I'm certainly no expert, so I hope what I stated was fact...but I have been trading the Radio sector for a while. I followed LTF into radio during the '08/'09 period when many were priced for bankruptcy (and few did file). Actually, if I recall correctly, I believe LTF stated aound '09 he had almost fifty percent of his assets invested in the sector, and he made a fortune as many made huge moves back up.
Regarding the non-recourse debt that I mentioned....I didnt mean to say the that debt would just disappear all at once at lease end. But EMMS converted that total value of the lease of their FCC license to ESPN into into a debt instrument (It was valued at over $100 million at the beginning) and each payment ESPN makes lowers that debt, and at the end of the lease that debt will be fully paid off by ESPN's rental payments, and the FCC liscense will still be owned by EMMS.
I've been a buyer of EMMS in the .40's and low .50's since earnings.....and have most really been a seller of ROIAK which has moved up to $2.90 or so from its lows around $1.20 three month back.
I think EMMS should have a much stronger back half. Obvoiusly last quarter was awful, but that should be the trough. The second half should be strong, imo.

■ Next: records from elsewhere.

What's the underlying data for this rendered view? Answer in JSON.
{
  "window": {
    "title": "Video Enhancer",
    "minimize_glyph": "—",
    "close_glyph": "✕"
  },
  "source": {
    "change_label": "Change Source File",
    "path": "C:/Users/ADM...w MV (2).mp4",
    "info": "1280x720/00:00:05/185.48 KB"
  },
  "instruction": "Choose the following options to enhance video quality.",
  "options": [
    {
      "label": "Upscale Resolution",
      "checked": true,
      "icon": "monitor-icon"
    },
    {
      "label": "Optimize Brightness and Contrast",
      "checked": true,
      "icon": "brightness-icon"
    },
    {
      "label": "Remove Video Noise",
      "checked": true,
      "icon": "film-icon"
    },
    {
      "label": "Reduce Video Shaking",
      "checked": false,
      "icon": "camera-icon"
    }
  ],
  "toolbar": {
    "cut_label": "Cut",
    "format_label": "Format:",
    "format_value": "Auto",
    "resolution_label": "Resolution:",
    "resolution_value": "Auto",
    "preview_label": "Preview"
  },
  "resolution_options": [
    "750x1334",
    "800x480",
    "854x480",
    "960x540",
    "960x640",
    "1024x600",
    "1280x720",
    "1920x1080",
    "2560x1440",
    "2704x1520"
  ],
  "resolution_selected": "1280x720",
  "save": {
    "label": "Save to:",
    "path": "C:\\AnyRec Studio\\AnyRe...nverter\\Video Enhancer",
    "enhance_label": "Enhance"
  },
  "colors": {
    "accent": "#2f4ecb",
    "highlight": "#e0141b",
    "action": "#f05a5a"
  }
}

The negative is like most Radio componaies, they have lots of debt (although in EMMS's case a decent portion of it non-recourse debt, fully secured by the lease of one of their NY licesences to ESPN, and when that lease ends, that debt disapears). They did overpay for the WBLS station in NYC a few years back....at a time when terrestrial radio was in a downturn, and that increased debt dramatically. So, imo, EMMS is a strong but speculative buy.
Nevertheless, EMMS could move much higher with decent results and any hint at monetizion of NextRadio.
A note on the balance sheet...almost all public companies in the Radio sector have awful looking balance sheets, (and usually very strong cash flows). And what I am about to mention doesnt make the balance sheet look great, but it makes it look better, imo. FCC liscenses are intangible assets. Yet, they are bought and sold when any radio station changes hands...which is often. They are a very real asset, whose value can be estimated far more easily than most other intangible assets since their are many comps available as their are many sales. Each year in the 10K, radio companies must provide an estimate for the value of each FCC liscense they hold. In EMMS's case, their FCC liscenses (again, all intangible assets) make up something around two-thirds of their total assest. So the balance sheet might still not look great, but if we consider these FCC liscenses tangible, the balance sheet would look much better.
snow, earnings are non-taxed...so I give a 20/25% discount to earnings since at some point they'll be taxed. Another discount to earnings b/c its Israeli...albeit small, maybe 5 - 10%. And of course BOSC sales are lumpy, and I doudt the current growth rate can continue beyond the '16.
Now those are negatives, obviously there are lots of positives as well.
I'm certainly happy, I've added some since earnings. Probably would have posted yesterday, but I was just real busy. Plus, really wasnt thinking about selling any, so while I saw KTCC up on my screen, I wasnt following closely.
Now if KTCC were to get near your short term target price of $13 bucks....well, I'm not expecting that big a move prior to earnings, but I'd luv it.
..I think fair value is around the mid three's for BOSC. I expect it to break lower than that, probably to three or so in the coming weeks. Of course could go higher first.